Mujer, Negra Y Lesbiana

Todas las personas somos racializadas; desde los procesos coloniales hemos sido incluidas en alguna categoría étnica-racial que nos permite ser identificadas como negras, indígenas, asiáticas, etc. Aun en la actualidad, esta categorización racial representa un elemento determinante en el devenir de una persona, pues supone un trato diferenciado y la imposición del ideal blanco como el patrón hegemónico a aspirar para encajar socialmente.

Hablar de corporalidades y etno-racialización implica, sin duda, el reconocimiento del particularmente agudo proceso de discriminación estructural que sufrimos las mujeres en todos los escenarios y pone en relieve distintas problemáticas: desde la falta de acceso a la educación, la inserción laboral y los salarios desiguales, hasta la violencia de género, el acoso, la falta de acceso a derechos sexuales y reproductivos (DSR) y a la justicia, entre otras.

A lo largo de la historia, las mujeres negras hemos sido víctimas de la hipersexualización basada en estereotipos asociados a nuestra corporalidad y racialización, que nos conciben como objetos para brindar placer.

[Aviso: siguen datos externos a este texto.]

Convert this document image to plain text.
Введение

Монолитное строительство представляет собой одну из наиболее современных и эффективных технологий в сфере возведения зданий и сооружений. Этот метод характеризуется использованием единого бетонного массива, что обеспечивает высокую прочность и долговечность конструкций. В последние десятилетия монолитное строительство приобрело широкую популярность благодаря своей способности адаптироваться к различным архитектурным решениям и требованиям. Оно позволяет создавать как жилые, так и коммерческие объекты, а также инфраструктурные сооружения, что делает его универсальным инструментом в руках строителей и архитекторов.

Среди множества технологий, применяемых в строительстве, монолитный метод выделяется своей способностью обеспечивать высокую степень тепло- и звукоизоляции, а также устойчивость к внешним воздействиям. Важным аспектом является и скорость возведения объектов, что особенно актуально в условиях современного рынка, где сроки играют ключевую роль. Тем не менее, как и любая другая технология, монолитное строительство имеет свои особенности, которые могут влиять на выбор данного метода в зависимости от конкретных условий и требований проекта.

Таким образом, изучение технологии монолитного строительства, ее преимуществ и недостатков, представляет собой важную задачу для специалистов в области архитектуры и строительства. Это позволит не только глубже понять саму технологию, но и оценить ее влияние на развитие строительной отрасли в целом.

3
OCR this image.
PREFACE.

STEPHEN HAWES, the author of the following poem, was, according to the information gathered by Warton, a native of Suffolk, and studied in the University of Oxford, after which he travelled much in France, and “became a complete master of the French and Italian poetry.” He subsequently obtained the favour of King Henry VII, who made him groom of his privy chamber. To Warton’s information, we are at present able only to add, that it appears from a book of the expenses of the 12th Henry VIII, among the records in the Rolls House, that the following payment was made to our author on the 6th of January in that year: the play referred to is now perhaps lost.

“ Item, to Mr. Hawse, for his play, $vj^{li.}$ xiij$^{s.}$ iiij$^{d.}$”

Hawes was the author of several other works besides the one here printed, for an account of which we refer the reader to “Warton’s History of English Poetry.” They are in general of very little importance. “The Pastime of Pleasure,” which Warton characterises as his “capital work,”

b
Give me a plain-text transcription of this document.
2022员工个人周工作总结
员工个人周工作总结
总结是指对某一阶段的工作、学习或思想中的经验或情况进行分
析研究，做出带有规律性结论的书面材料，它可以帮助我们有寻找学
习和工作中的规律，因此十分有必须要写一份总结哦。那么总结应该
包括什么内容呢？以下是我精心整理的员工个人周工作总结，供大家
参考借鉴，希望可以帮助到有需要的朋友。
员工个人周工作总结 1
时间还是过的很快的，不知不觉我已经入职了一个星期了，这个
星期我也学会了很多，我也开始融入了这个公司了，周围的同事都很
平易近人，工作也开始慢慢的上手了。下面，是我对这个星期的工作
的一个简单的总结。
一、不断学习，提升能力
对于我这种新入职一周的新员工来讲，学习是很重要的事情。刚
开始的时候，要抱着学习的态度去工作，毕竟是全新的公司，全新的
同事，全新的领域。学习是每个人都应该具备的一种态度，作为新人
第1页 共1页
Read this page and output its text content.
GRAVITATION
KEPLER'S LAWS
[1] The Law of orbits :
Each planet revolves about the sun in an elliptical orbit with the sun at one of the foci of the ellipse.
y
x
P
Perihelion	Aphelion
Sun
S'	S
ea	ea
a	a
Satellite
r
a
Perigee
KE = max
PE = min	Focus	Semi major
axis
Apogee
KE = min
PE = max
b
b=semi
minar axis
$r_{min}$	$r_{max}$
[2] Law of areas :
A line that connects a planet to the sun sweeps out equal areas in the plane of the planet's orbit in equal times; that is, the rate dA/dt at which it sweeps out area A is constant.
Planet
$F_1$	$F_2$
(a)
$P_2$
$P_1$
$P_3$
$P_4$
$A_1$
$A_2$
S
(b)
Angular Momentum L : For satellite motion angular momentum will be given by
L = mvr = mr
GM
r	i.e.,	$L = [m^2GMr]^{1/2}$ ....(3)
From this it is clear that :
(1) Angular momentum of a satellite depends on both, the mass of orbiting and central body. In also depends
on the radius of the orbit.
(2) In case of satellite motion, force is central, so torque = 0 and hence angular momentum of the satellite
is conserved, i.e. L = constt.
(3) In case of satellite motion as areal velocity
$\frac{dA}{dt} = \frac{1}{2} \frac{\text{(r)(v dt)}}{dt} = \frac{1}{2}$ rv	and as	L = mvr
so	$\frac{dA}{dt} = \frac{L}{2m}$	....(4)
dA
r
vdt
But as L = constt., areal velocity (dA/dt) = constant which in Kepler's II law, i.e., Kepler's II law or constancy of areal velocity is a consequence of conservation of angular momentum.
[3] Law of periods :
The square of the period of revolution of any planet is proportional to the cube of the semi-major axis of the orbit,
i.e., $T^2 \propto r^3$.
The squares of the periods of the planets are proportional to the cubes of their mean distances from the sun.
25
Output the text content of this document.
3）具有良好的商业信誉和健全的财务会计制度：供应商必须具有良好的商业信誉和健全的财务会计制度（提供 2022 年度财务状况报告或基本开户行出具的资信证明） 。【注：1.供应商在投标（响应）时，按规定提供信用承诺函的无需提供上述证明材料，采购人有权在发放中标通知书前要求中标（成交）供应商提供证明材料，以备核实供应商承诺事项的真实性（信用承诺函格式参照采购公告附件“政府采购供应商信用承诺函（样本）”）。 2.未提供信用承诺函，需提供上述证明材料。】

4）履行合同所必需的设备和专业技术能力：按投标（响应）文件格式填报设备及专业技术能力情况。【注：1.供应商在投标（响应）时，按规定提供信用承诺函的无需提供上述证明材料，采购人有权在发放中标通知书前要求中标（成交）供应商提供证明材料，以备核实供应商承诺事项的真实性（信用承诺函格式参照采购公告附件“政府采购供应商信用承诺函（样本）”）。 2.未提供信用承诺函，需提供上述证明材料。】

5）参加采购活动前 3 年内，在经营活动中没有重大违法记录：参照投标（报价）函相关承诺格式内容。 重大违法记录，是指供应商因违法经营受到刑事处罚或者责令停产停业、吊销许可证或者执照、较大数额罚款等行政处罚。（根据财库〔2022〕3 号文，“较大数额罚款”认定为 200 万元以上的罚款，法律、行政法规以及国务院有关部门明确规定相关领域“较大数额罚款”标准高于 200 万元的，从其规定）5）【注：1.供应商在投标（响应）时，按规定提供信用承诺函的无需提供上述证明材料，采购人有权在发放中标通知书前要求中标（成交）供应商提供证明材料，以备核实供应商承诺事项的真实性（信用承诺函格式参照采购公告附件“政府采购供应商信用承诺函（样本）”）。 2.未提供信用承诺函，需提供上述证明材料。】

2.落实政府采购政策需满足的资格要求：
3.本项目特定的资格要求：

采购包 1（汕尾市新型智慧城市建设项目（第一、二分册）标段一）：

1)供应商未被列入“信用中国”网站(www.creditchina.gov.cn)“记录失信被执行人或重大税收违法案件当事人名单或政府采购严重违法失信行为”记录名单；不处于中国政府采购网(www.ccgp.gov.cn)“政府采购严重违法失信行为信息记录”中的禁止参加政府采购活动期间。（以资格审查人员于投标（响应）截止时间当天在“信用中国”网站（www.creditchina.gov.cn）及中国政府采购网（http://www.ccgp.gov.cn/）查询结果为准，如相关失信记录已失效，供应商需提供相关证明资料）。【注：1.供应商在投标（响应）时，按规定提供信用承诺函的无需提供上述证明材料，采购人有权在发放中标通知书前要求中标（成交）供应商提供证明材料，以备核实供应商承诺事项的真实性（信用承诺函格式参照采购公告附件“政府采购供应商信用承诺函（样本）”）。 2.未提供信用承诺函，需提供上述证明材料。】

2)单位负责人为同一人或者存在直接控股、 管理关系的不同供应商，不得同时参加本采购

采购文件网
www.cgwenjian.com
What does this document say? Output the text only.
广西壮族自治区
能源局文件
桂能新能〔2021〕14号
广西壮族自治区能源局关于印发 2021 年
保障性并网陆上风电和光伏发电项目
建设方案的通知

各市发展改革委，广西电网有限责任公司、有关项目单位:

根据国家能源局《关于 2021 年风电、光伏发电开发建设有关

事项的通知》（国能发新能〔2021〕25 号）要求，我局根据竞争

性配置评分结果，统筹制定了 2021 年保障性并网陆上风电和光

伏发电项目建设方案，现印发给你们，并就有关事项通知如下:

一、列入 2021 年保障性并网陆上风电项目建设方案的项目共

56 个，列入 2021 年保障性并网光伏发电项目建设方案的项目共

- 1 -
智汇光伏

En este sentido, el efecto de la violencia es tan demoledor que, nos obliga a modificar nuestro comportamiento social, vestimenta y horarios por el temor a experimentar situaciones de abuso; y al mismo tiempo, la deshumanización que se refuerza desde las estructuras de poder, contribuye al proceso de endoracismo y blanqueamiento racial que nos lleva a alterar nuestra apariencia física para lograr adaptarnos al sistema en una especie de mimetización que afecta considerablemente nuestra identidad y autoestima.

El pleno disfrute de la sexualidad y una orientación sexual distinta a lo socialmente “aceptado” empeora la situación de las mujeres, pues nos deja en una posición de desventaja en la que podemos y somos sometidas a la opinión pública, con la intención de satanizarnos, para justificar así el desprecio, humillación y todas las formas de violencia.

Las violencias sistemáticas sufridas por las mujeres lesbianas se recrudecen producto de la masiva y generalizada desinformación en la sociedad. La objetivación sexual está aún más presente por la concepción errada de que las relaciones lésbicas tienen como fin el goce masculino y la satisfacción de sus fantasías. Esto conlleva a cuestionar a las mujeres lesbianas por considerar imposible el pleno disfrute sexo-afectivo de la mujer sin la presencia del hombre, generando una sensación de vacío y desgane y forzándonos a luchar a diario por el reconocimiento de nuestra existencia y el respeto a nuestra dignidad.

La reducción del ser, la negación y la endodiscriminación debido al rechazo del entorno no son infrecuentes; preguntas como quién es el hombre y quién la mujer, -siempre con el fin de minimizar a una o a ambas por no encajar en los roles de género implantados en el imaginario colectivo y juzgando la relación desde la perspectiva heteronormada- hacen parte de nuestra vida cotidiana. Asimismo, la inseguridad que representa la exposición en los espacios públicos por miedo a agresiones de personas lesbo-odiantes.

Todo parece indicar que el mayor detonante del racismo, el machismo y el lesbo-odio es la autodeterminación de las mujeres de tener el control de nuestros cuerpos como sinónimo de resistencia para impedir el menoscabo de nuestros derechos. Es por ello que, el empoderamiento femenino es fundamental para romper los paradigmas del sistema patriarcal imperante e impulsar la participación de las mujeres negras lesbianas en todos los ámbitos sociales sin ningún tipo de discriminación.